In the end, impolite prompts outperformed polite ones. Specifically, the accuracy hit 84.8% for Very Rude prompts and 80.8% for Very Polite prompts. Further, a neutral tone fared better than a polite one and much worse than a very rude one.
So does this mean that yelling and shouting at your favorite AI will elicit better results? Not necessarily.
Even with a prompt considered very rude, the language you use matters. A prompt written as: "You poor creature, do you even know how to solve this?" actually seems tame compared to some of the invectives you could hurl at an AI.
A 2024 study on the same topic , which used stronger language in its very rude question, found that LLMs (large language models) could refuse to answer prompts that are highly disrespectful. In other words, you don't want to unleash a barrage of curse words in hopes of getting more accurate responses.
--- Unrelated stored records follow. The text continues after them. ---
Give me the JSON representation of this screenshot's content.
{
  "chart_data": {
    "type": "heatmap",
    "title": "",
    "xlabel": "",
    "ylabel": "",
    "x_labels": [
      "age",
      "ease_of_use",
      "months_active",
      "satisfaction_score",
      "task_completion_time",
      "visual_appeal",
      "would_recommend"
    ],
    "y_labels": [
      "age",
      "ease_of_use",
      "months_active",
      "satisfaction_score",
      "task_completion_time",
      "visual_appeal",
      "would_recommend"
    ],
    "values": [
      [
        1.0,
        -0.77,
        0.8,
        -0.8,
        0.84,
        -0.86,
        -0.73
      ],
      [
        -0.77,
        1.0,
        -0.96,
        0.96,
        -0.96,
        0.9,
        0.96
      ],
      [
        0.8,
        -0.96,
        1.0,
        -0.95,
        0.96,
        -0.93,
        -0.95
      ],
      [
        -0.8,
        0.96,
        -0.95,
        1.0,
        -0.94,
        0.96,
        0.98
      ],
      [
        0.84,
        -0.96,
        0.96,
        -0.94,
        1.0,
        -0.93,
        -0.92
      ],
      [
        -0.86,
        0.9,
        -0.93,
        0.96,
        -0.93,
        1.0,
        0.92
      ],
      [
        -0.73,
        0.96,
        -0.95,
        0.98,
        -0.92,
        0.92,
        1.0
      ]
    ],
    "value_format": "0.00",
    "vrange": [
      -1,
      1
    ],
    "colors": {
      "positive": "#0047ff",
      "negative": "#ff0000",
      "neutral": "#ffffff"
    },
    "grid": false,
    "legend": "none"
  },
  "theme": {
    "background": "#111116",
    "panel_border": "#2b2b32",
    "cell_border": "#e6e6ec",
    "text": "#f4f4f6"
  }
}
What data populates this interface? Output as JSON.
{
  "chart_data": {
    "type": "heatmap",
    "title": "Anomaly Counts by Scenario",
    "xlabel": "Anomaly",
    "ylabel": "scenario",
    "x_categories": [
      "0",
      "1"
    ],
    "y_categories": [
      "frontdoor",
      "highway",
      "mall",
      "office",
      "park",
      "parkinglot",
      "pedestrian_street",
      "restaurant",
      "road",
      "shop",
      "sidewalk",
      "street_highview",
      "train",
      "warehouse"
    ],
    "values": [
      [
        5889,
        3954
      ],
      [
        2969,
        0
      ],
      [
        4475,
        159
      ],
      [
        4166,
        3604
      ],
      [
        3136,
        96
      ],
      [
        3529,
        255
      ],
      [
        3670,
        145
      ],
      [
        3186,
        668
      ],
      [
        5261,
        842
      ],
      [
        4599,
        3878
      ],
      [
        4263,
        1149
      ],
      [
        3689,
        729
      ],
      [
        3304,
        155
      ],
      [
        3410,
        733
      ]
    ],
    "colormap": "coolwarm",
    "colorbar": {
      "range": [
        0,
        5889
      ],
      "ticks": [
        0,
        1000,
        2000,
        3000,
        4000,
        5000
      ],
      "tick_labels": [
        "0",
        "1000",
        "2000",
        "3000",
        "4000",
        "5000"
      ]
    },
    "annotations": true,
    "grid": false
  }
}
As the Penn State researchers acknowledge, their study also has certain limitations. First, it focused only on ChatGPT using GPT-4o. Second, its sample size was small, with only 50 questions and 250 variants. Third, it used multiple-choice questions with one clear answer, which doesn't tap into an AI's full skillset.
The study also showed that there can be a fine line in the tone you use to talk to an AI.
"LLMs performed better on multiple-choice questions when prompted with impolite or rude phrasing," the researchers said. "While this finding is of scientific interest, we do not advocate for the deployment of hostile or toxic interfaces in real-world applications. Using insulting or demeaning language in human–AI interaction could have negative effects on user experience, accessibility, and inclusivity, and may contribute to harmful communication norms."